Haberler

Diyarbakır Cezaevi Olaylarına Soruşturma, Olumlu Karşılandı

12 Eylül döneminde işkence ve kötü muameleyle gündeme gelen Diyarbakır Cezaevi'nde yaşananlarla ilgili soruşturma başlatılması kentte olumlu karşılandı

Diyarbakır Cumhuriyet Başsavcılığı'nın 12 Eylül döneminde işkence ve kötü muameleyle gündeme gelen Diyarbakır Cezaevi'nde yaşananlarla ilgili soruşturma başlatması kentte olumlu karşılandı.

Ceazevinde 20 yıl yatan Mehmet Takır, o dönemde yaşananları unutmalarının mümkün olmadığını, ancak soruşturmadan bir sonuç çıkmasını umut ettiklerini söyledi. Cezaevinde yatanlardan BDP Yenişehir İlçe Başkanı Baki Karadeniz, o dönemde yaşadıklarının mahkemece tescil edilmiş olmasının bile kendileri için önemli bir adım olacağını belirtti.
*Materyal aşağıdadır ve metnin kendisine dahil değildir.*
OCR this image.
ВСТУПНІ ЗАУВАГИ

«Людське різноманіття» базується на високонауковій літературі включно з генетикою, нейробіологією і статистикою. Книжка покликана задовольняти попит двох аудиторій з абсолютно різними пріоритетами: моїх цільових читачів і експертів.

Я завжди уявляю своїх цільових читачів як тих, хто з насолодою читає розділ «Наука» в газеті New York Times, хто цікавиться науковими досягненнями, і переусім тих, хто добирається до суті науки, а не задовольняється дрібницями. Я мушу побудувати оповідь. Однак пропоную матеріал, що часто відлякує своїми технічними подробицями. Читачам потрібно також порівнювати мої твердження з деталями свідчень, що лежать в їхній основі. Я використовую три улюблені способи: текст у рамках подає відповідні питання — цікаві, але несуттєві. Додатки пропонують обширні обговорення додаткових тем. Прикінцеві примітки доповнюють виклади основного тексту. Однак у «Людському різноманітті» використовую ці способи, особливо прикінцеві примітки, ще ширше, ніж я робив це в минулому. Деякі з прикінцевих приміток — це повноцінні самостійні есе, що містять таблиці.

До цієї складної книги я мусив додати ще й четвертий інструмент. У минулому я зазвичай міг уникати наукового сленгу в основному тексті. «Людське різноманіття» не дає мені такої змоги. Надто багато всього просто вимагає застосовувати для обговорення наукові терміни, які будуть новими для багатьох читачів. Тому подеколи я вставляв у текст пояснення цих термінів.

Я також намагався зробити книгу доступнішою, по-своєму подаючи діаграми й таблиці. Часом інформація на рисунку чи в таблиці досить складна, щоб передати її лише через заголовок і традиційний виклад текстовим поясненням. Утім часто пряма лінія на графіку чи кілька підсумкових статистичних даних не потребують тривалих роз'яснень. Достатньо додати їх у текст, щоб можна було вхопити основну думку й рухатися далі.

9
Diyarbakır Cumhuriyet Başsavcılığı, 12 Eylül'e yargı yolu yolu açtığı belirtilen anayasa değişikliğinin referandumda kabul edilmesiyle yapılan başvurular üzerine, 12 Eylül 1980 darbesinde Diyarbakır Cezaevi'nde kötü muameleyla mağdur edilenler için soruşturma başlattı. Soruşturma kapsamında suç duyurusunda bulunanların ifadesi alınırken, Milli Savunma Bakanlığı ile Adalet Bakanlığına yazı yazılarak sıkıyönetimin uygulandığı 1978 ile 1988 yılları arasında ceazevinde görev yapan personellerin isim listesi istendi. Soruşturmanın açılması ile ilgili hem hukukçular, hem de o dönemi cezaevinde yaşayanlar soruşturma açılmasının önemli olduğunu söyledi.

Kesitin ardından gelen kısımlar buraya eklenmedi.